Soul Sister

Saint Scholastica got the female religious order thing started somewhere between 480 and 547 A.D., and in the world today, there are just over 700,000 nuns.

My mother, Nurse Vivian, had a cousin she called Jetty.  Around the same time that my mother left Johnstown, PA to attend Kings County Nursing School,in Brooklyn Jetty entered the convent.

Sister Jetty was a holy woman -- and a feminist in a black habit with a white wimple.  She said she wore it because it reminded her that you could only see light when you contrasted it with shadow. I once saw Mother Theresa in Greenwich Village and she didn’t look half as virtuous.  My last memory of Sister Jetty: at my mother’s wake, the priest didn’t show up.  She grabbed me by the elbow and said, “We don’t need a clergyman.  I’ll do the service.  You do the eulogy.”

But there are fewer nuns in the world than there used to be.  Around 1965, in the United States, for example, there were about 180,000. Nowadays there are less than 50,000.  Less than 1% of these women are under the age of 40.

Several orders have merged or died out.  Sister Lil, the only Ursuline nun living in San Francisco, said, “I used to worry about who would turn out the lights, but not anymore.”

This was an odd turn of phrase, and it haunted me.  What else would we be turning the lights out on and who would turn them out?  Sister Lil might not be worried, but I was.

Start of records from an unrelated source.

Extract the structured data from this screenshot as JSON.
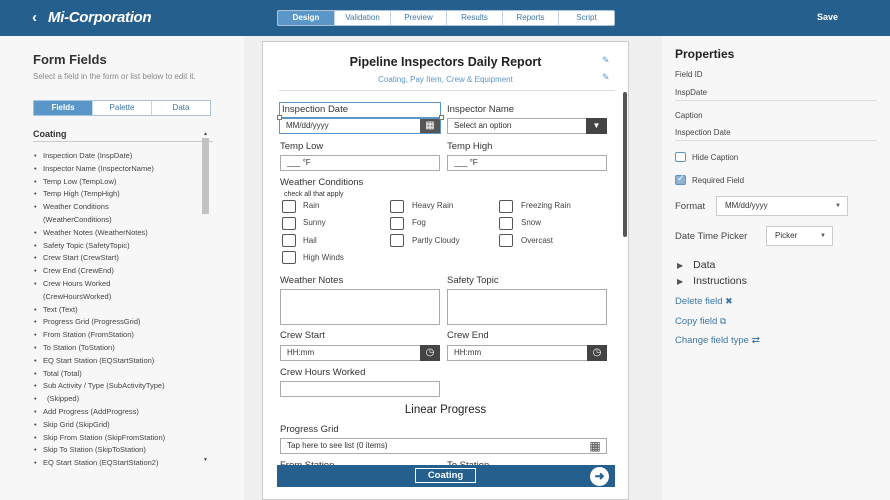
{
  "header": {
    "back_icon": "‹",
    "brand": "Mi-Corporation",
    "tabs": [
      "Design",
      "Validation",
      "Preview",
      "Results",
      "Reports",
      "Script"
    ],
    "active_tab": "Design",
    "save_label": "Save"
  },
  "left_panel": {
    "title": "Form Fields",
    "help": "Select a field in the form or list below to edit it.",
    "tabs": [
      "Fields",
      "Palette",
      "Data"
    ],
    "category": "Coating",
    "items": [
      "Inspection Date (InspDate)",
      "Inspector Name (InspectorName)",
      "Temp Low (TempLow)",
      "Temp High (TempHigh)",
      "Weather Conditions",
      "(WeatherConditions)",
      "Weather Notes (WeatherNotes)",
      "Safety Topic (SafetyTopic)",
      "Crew Start (CrewStart)",
      "Crew End (CrewEnd)",
      "Crew Hours Worked",
      "(CrewHoursWorked)",
      "Text (Text)",
      "Progress Grid (ProgressGrid)",
      "From Station (FromStation)",
      "To Station (ToStation)",
      "EQ Start Station (EQStartStation)",
      "Total (Total)",
      "Sub Activity / Type (SubActivityType)",
      "(Skipped)",
      "Add Progress (AddProgress)",
      "Skip Grid (SkipGrid)",
      "Skip From Station (SkipFromStation)",
      "Skip To Station (SkipToStation)",
      "EQ Start Station (EQStartStation2)"
    ],
    "continuation_rows": [
      5,
      11
    ]
  },
  "form": {
    "title": "Pipeline Inspectors Daily Report",
    "subtitle": "Coating, Pay Item, Crew & Equipment",
    "inspection_date_label": "Inspection Date",
    "inspection_date_placeholder": "MM/dd/yyyy",
    "inspector_name_label": "Inspector Name",
    "inspector_name_value": "Select an option",
    "temp_low_label": "Temp Low",
    "temp_low_value": "___ °F",
    "temp_high_label": "Temp High",
    "temp_high_value": "___ °F",
    "weather_label": "Weather Conditions",
    "weather_hint": "check all that apply",
    "weather_options": [
      "Rain",
      "Heavy Rain",
      "Freezing Rain",
      "Sunny",
      "Fog",
      "Snow",
      "Hail",
      "Partly Cloudy",
      "Overcast",
      "High Winds"
    ],
    "weather_notes_label": "Weather Notes",
    "safety_topic_label": "Safety Topic",
    "crew_start_label": "Crew Start",
    "crew_start_placeholder": "HH:mm",
    "crew_end_label": "Crew End",
    "crew_end_placeholder": "HH:mm",
    "crew_hours_label": "Crew Hours Worked",
    "linear_progress": "Linear Progress",
    "progress_grid_label": "Progress Grid",
    "progress_grid_value": "Tap here to see list (0 items)",
    "from_station_label": "From Station",
    "to_station_label": "To Station"
  },
  "bottom_bar": {
    "page_label": "Coating",
    "next_icon": "arrow-right-circle-icon"
  },
  "properties": {
    "title": "Properties",
    "field_id_label": "Field ID",
    "field_id_value": "InspDate",
    "caption_label": "Caption",
    "caption_value": "Inspection Date",
    "hide_caption_label": "Hide Caption",
    "hide_caption_checked": false,
    "required_label": "Required Field",
    "required_checked": true,
    "format_label": "Format",
    "format_value": "MM/dd/yyyy",
    "picker_label": "Date Time Picker",
    "picker_value": "Picker",
    "data_label": "Data",
    "instructions_label": "Instructions",
    "delete_label": "Delete field",
    "copy_label": "Copy field",
    "change_type_label": "Change field type"
  },
  "colors": {
    "header": "#255f8d",
    "accent": "#5a97c8",
    "link": "#3c77a7"
  }
}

We live in an age of doubt, where we question what we used to respect, institutions like the police, democratic elections and the church.  In many ways they have failed us, and so we have lost our faith in them.

So I wonder: Who would turn out our lights? There are only four Fisher-Paulsons in the world, and two of us are in our 60s.  I’m the last known repository of Nurse Vivian’s apple pie recipe.  Unless one of our sons gets serious with a girl who likes antiques, who will inherit Brian’s family Bible?  Or Nana’s opal ring?

Who will turn out the lights of the blow-mold nativity scene that has glowed in the Outer, Outer, Outer, Outer Excelsior twenty Decembers?  Unlikely to be our sons Aidan or Zane.

More than 10,000 years ago, humans noted the length of days followed a predictable pattern, that for roughly half the year, we got more and more daylight, and then the trend reversed. Either end of that cycle became known as the sun (sol) standing still (sister), or solstice.  The summer solstice had the longest daylight of the year, the winter solstice the longest darkness.

There are monuments in Newgrange in Ireland, and at Stonehenge in England, that are aligned with the sunrise on the winter solstice.  The Jews celebrate Hanukkah to commemorate the battle with the Maccabees by lighting candles, finding light in even the darkest of times.  In Iran, Yalda was celebrated at the feast of Mithra, the sun god.

The Romans celebrated Saturnalia.  Emperor Constantine, who wanted to convert everyone to Christianity, rebranded the holiday as Christmas.

Whether we burn the pagan yule log or string lights around the tree, we celebrate this miracle, that dusk may be coming faster than ever, but the dawn indeed will come.

Some days that’s hard to believe in.  The light has gone out on Lucca’s Deli, for instance. And the Western black rhinoceros. And Cable Car Joe’s.

But for some things to begin, other things have to end.  The world had to change. If it hadn’t, I wouldn’t be married to another man, and I wouldn’t have adopted sons, and those sons would not have been young men of color, and we wouldn’t have the rainbow family that we have.

So Sister Lil, as usual, got the sentiment right.  Don’t worry about turning off the lights. Instead, make something worth believing in.

There may not be a whole lot of nuns anymore, but there are inspirational, inspired women, like women I know:  Sasb, Terry Asten Bennett, Sarah and Jill.  They might not practice religion, but they practice spirituality, whether that be through tarot cards, quilting, miniature ponies or Ru Paul.

Although we call Dec. 21 the solstice, the sun does not stand still, but rather hurtles through the heavens per usual. The question isn’t “Who will turn out the lights?” The light never really goes off.  It just changes.

Have yourself a merry little solstice.  May your hearts be light.